The second fall I seriously thought I busted my hip. I have a bruise the size of a pineapple and the color of a thunderstorm. Make no mistake – that bad boy hurts like a mother-freaker. I can’t sleep on it, cannot touch it, and the seat belt lock sits right on it. However, I still have full range of motion and can support my own flabbiness, so it must just be a deep tissue injury.

It annoys me that at my age, and I consider myself relatively young, I am falling on my hips. Seriously. I suppose it beats a head injury, but really – two hips in a month. I only have two hips, so I had better get this under control.

The first time I fell, I laughed pretty hard. The second time, I didn’t laugh so hard. I felt like that old lady on the commercial: “Help! I’ve fallen . . . and I can’t get up!” My youngest son had to lend my two hands and a hefty tug to lift my fat arse off the tar.

Currently I live on a busy street right in the center of town. If I fall again in the driveway, eventually someone will come by and find me.
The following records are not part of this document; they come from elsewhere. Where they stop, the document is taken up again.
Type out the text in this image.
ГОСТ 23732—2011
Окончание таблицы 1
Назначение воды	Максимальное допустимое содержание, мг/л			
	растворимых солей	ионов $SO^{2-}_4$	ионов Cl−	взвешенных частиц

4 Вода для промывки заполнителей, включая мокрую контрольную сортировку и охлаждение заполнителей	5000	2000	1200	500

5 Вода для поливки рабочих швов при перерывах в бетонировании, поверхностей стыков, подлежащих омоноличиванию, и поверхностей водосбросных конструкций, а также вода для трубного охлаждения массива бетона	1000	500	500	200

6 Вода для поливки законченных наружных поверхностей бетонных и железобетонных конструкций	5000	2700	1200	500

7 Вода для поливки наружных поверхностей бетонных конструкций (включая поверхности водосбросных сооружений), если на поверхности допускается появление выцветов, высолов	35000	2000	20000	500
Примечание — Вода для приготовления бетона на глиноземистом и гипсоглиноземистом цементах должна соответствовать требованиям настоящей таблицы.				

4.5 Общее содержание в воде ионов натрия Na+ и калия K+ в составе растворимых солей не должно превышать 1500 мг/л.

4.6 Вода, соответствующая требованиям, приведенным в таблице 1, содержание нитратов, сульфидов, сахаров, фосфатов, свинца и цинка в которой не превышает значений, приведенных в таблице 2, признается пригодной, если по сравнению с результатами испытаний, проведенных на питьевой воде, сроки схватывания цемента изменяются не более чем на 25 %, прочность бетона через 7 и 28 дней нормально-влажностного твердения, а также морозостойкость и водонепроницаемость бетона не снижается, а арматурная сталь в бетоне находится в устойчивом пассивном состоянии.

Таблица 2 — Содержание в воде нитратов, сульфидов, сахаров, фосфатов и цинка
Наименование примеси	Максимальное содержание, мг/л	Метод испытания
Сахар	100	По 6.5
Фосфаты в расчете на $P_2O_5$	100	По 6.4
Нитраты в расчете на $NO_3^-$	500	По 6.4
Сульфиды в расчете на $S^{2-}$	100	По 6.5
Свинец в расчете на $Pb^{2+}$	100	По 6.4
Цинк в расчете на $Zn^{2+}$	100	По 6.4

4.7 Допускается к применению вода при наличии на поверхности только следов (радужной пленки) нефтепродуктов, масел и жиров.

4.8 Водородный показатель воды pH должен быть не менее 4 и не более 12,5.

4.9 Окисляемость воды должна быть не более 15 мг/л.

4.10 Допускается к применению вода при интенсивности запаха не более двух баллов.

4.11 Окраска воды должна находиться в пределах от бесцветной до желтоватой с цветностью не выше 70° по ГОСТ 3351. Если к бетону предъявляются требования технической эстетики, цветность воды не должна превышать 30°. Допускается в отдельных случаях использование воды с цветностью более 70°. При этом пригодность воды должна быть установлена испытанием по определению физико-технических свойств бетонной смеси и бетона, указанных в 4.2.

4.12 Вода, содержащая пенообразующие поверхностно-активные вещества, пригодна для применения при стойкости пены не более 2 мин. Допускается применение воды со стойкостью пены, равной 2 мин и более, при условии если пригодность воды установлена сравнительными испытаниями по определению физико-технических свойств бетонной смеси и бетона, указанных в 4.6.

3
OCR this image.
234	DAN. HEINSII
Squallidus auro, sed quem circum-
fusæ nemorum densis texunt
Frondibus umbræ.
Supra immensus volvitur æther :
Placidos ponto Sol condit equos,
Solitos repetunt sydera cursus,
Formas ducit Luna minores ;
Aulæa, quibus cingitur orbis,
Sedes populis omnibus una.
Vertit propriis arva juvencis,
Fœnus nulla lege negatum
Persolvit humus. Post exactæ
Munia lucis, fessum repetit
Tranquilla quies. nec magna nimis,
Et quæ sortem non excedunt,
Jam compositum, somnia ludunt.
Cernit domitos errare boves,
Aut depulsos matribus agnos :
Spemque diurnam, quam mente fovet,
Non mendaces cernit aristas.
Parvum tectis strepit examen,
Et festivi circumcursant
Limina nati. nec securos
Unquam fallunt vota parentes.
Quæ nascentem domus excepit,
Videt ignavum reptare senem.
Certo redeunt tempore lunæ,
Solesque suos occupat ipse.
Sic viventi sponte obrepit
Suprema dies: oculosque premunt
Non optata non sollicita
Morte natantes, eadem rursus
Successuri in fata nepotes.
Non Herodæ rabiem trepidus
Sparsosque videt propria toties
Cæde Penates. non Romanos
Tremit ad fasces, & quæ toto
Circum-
But, I’m moving soon, and my new apartment will face the woods. If I need to call for help, I might be lucky and get a squirrel or a chipmunk or a skunk or maybe a blue jay or, appropriately enough, a mourning dove. 

I will be kind of near the highway, though, so if you’re driving north on route 93 and you hear the faint cry of, “I can’t get up,” it’s not Ralphie’s brother Randy. It will be the voice of an old lady with no hips left to bust.